Whenever I see different ethnic souls and their original natural faces and features, I see characters beyond my sight. It’s the same when I see photos of many different ethnic groups’ heroes and sheroes because their sacrifices, struggles and achievements in the face virulent discriminations lets me know that their natural faces, features and souls tell me so much about them in more ways than I can measure.
When I taught Black History in New Jersey during the early ‘70s, I remembered that one of my professors from the University of Ghana had mentioned to me that from his culture that “there’s one thing that a real Afrikan cannot hide from — and that was from his own soul, culture and face.” He also told me, “Where one’s real soul goes in life, so does his real face and character does too.” That’s deep!
One’s natural inclination should be to be the real, true natural being that he or she was created to be. If one does this, even amidst the evils of today’s clandestine discrimination and racism, that soul can look himself, or herself, in the mirror and know that he, or she, did so while openly “Loving The Skin That They Are In.”
My late mother, who was an honored, respected and beloved schoolteacher for almost forty-five years, would sit me down and quietly say something to me whenever I had a frown on my face. She would say, “Listen, my son, a bright face never lies. So, you must know that you must make something out of your face by understanding that life is not always going to be peaches and cream.”
She continued by reinforcing that one’s face is saying something about us all the time and that I must learn to make something of the unique face that God gave me. “My dear son, make something out of your face.

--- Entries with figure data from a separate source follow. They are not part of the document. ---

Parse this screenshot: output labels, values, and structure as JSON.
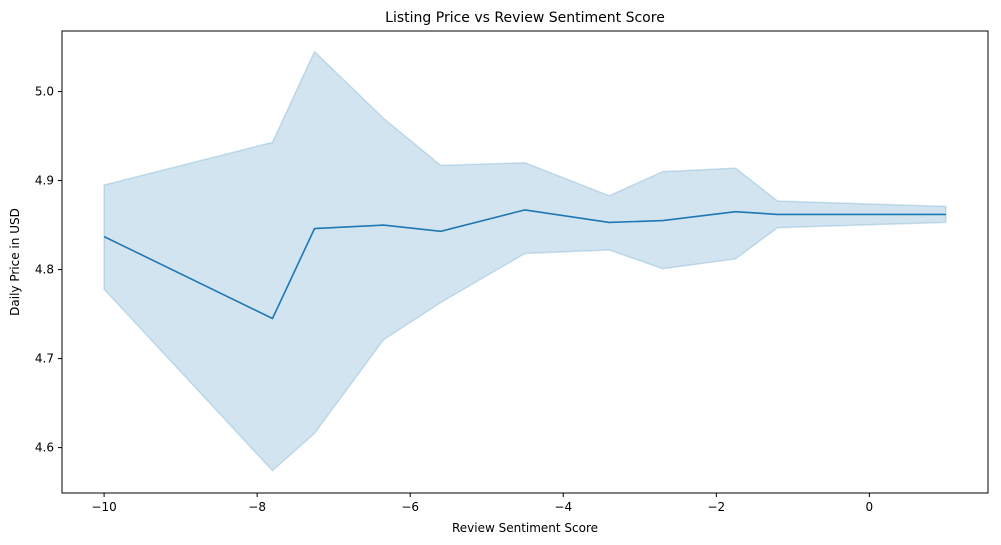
{
  "chart_data": {
    "type": "line",
    "title": "Listing Price vs Review Sentiment Score",
    "xlabel": "Review Sentiment Score",
    "ylabel": "Daily Price in USD",
    "xlim": [
      -10.55,
      1.55
    ],
    "ylim": [
      4.549,
      5.068
    ],
    "xticks": [
      -10,
      -8,
      -6,
      -4,
      -2,
      0
    ],
    "xtick_labels": [
      "−10",
      "−8",
      "−6",
      "−4",
      "−2",
      "0"
    ],
    "yticks": [
      4.6,
      4.7,
      4.8,
      4.9,
      5.0
    ],
    "ytick_labels": [
      "4.6",
      "4.7",
      "4.8",
      "4.9",
      "5.0"
    ],
    "grid": false,
    "legend": "none",
    "series": [
      {
        "color": "#1f77b4",
        "band_color": "#1f77b4",
        "x": [
          -10,
          -7.8,
          -7.25,
          -6.35,
          -5.6,
          -4.5,
          -3.4,
          -2.7,
          -1.75,
          -1.2,
          1.0
        ],
        "y": [
          4.837,
          4.745,
          4.846,
          4.85,
          4.843,
          4.867,
          4.853,
          4.855,
          4.865,
          4.862,
          4.862
        ],
        "ci_lower": [
          4.778,
          4.574,
          4.616,
          4.721,
          4.763,
          4.818,
          4.822,
          4.801,
          4.812,
          4.847,
          4.853
        ],
        "ci_upper": [
          4.895,
          4.943,
          5.045,
          4.97,
          4.917,
          4.92,
          4.883,
          4.91,
          4.914,
          4.877,
          4.871
        ]
      }
    ]
  }
}
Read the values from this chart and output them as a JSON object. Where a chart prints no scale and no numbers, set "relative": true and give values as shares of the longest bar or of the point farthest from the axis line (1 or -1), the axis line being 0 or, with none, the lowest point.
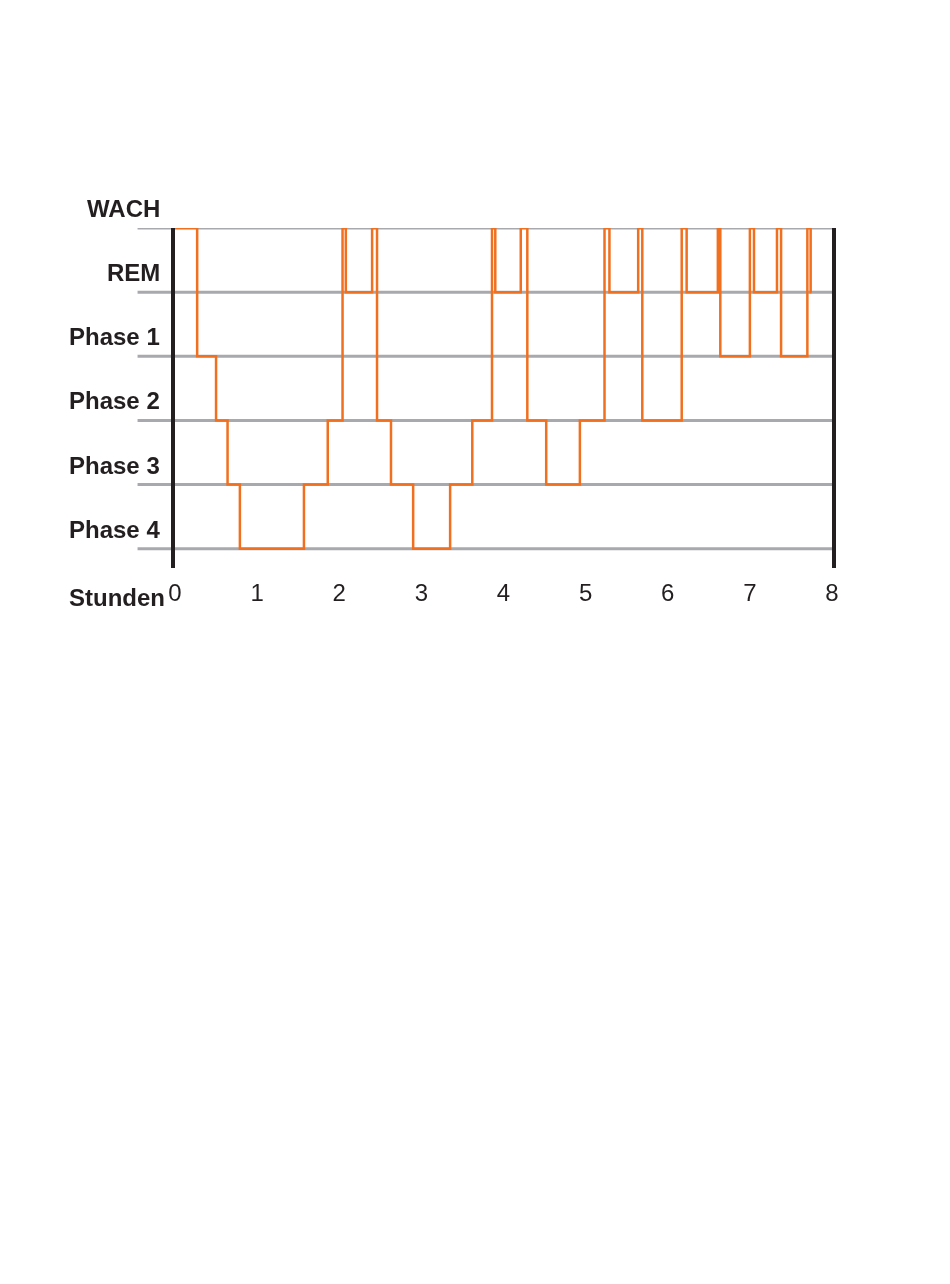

Put a smile on it, and the whole world knows what your real character is, but, if you frown, it will surely know all about your sorrows, heartaches and pains,” is what this dynamic lady would ever so gently say to my inquiring, advancing mindset.
I hope I didn’t drift too far from my topic of today but I believe that it segues right along with the main theme of ridding one’s self of self-hatred while “Loving The Skin That You’re In.” Our distinctive faces, features, and, yes, even our grades of hair, makes us all very special and unique in the living experience, and we don’t have to look like or act like others at the expense of losing our own cultural identities.

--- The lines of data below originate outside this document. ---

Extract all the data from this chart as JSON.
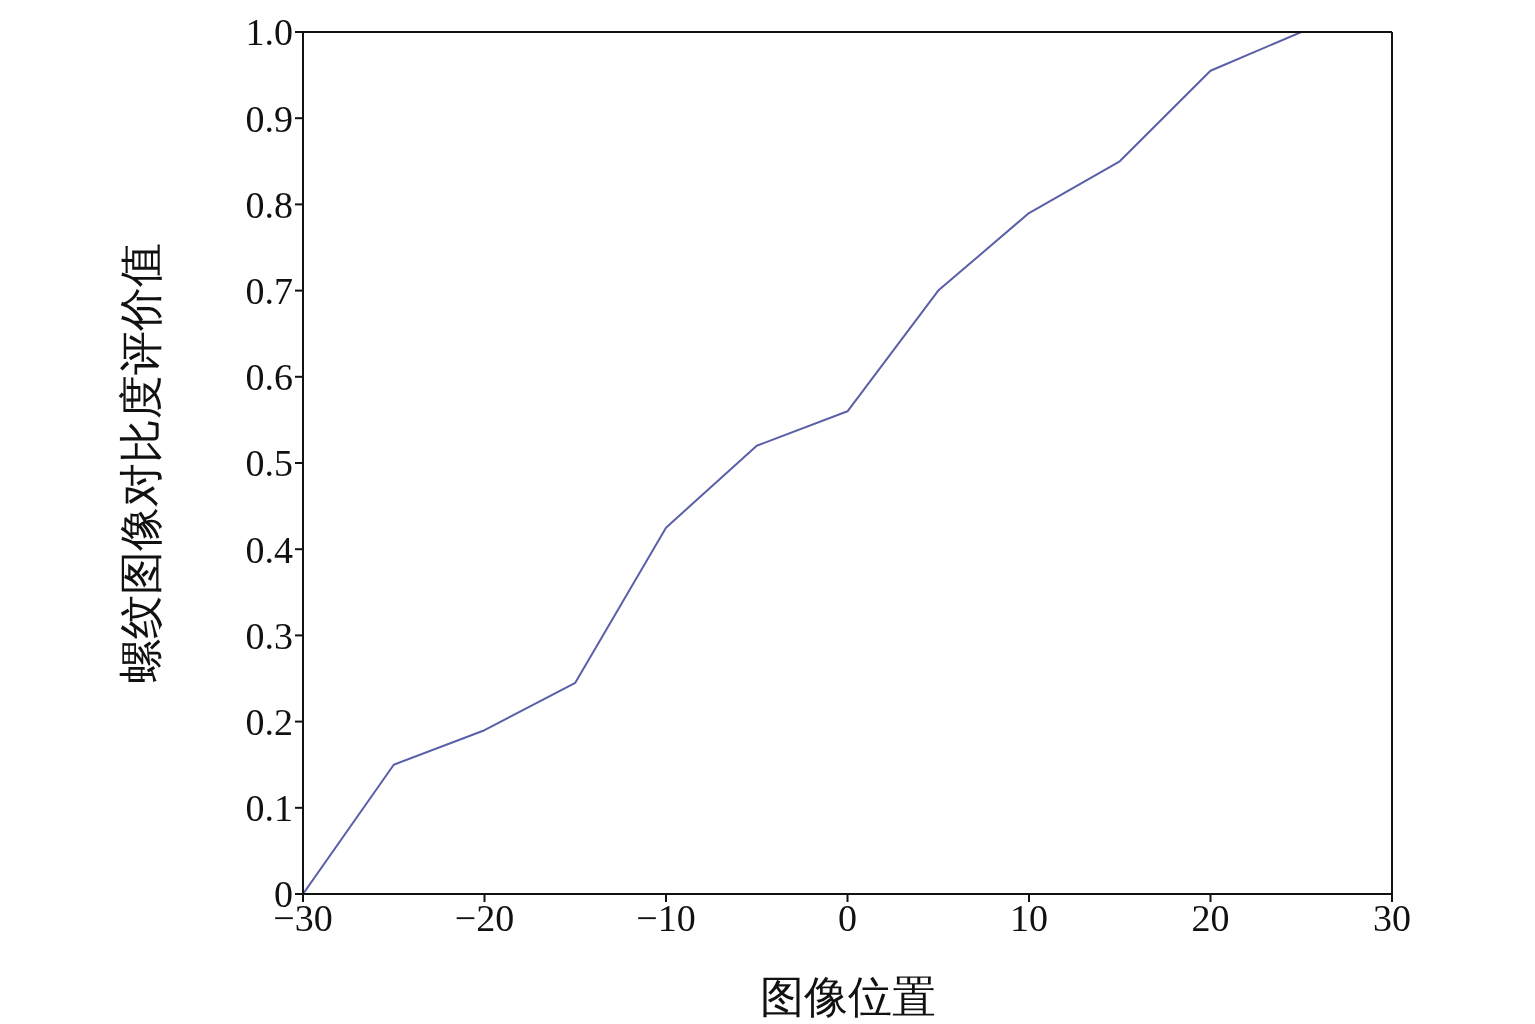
{
  "chart_data": {
    "type": "line",
    "xlabel": "图像位置",
    "ylabel": "螺纹图像对比度评价值",
    "x": [
      -30,
      -25,
      -20,
      -15,
      -10,
      -5,
      0,
      5,
      10,
      15,
      20,
      25
    ],
    "series": [
      {
        "color": "#5a5fa8",
        "values": [
          0,
          0.15,
          0.19,
          0.245,
          0.425,
          0.52,
          0.56,
          0.7,
          0.79,
          0.85,
          0.955,
          1.0
        ]
      }
    ],
    "xlim": [
      -30,
      30
    ],
    "xticks": [
      {
        "value": -30,
        "label": "−30"
      },
      {
        "value": -20,
        "label": "−20"
      },
      {
        "value": -10,
        "label": "−10"
      },
      0,
      10,
      20,
      30
    ],
    "ylim": [
      0,
      1
    ],
    "yticks": [
      0,
      0.1,
      0.2,
      0.3,
      0.4,
      0.5,
      0.6,
      0.7,
      0.8,
      0.9,
      {
        "value": 1,
        "label": "1.0"
      }
    ],
    "grid": false,
    "marker": "none",
    "line_style": "solid",
    "legend": false
  }
}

So, I offer that we “all” should intelligently be proud of who we are and where we “all” came from, which is the Motherland, with unapologetic dignity and cultural respect. Many miseducated and colonized folk living in “hue-manity” today are still ashamed of their distinctive Afrikan souls, including their unique faces, hair and skin tones.
Being who you are naturally, in this phase of the living experience, shouldn’t be a burden by trying to be something or someone that and who you aren’t. I believe that your natural character is reflected in your demeanors, outlooks and personas, especially, in your facial features because it’s the vault to your soul.
Maybe, that’s why my mother was so easily able to read my face. Do you do the same? If you do, then you know that our faces, in particular, are our initial ways of possessing peaceful characters beyond explanations because no can take your mind and soul away from you if you don’t let them.
In closing, you do not need to look like someone else to have value or merit in this world. Be yourself. That’s a point I hope the young female of color recognizes before it’s too late. Be who you are while “Loving The Skin That You’re In,” and for today and always, that’s, “As I See It.”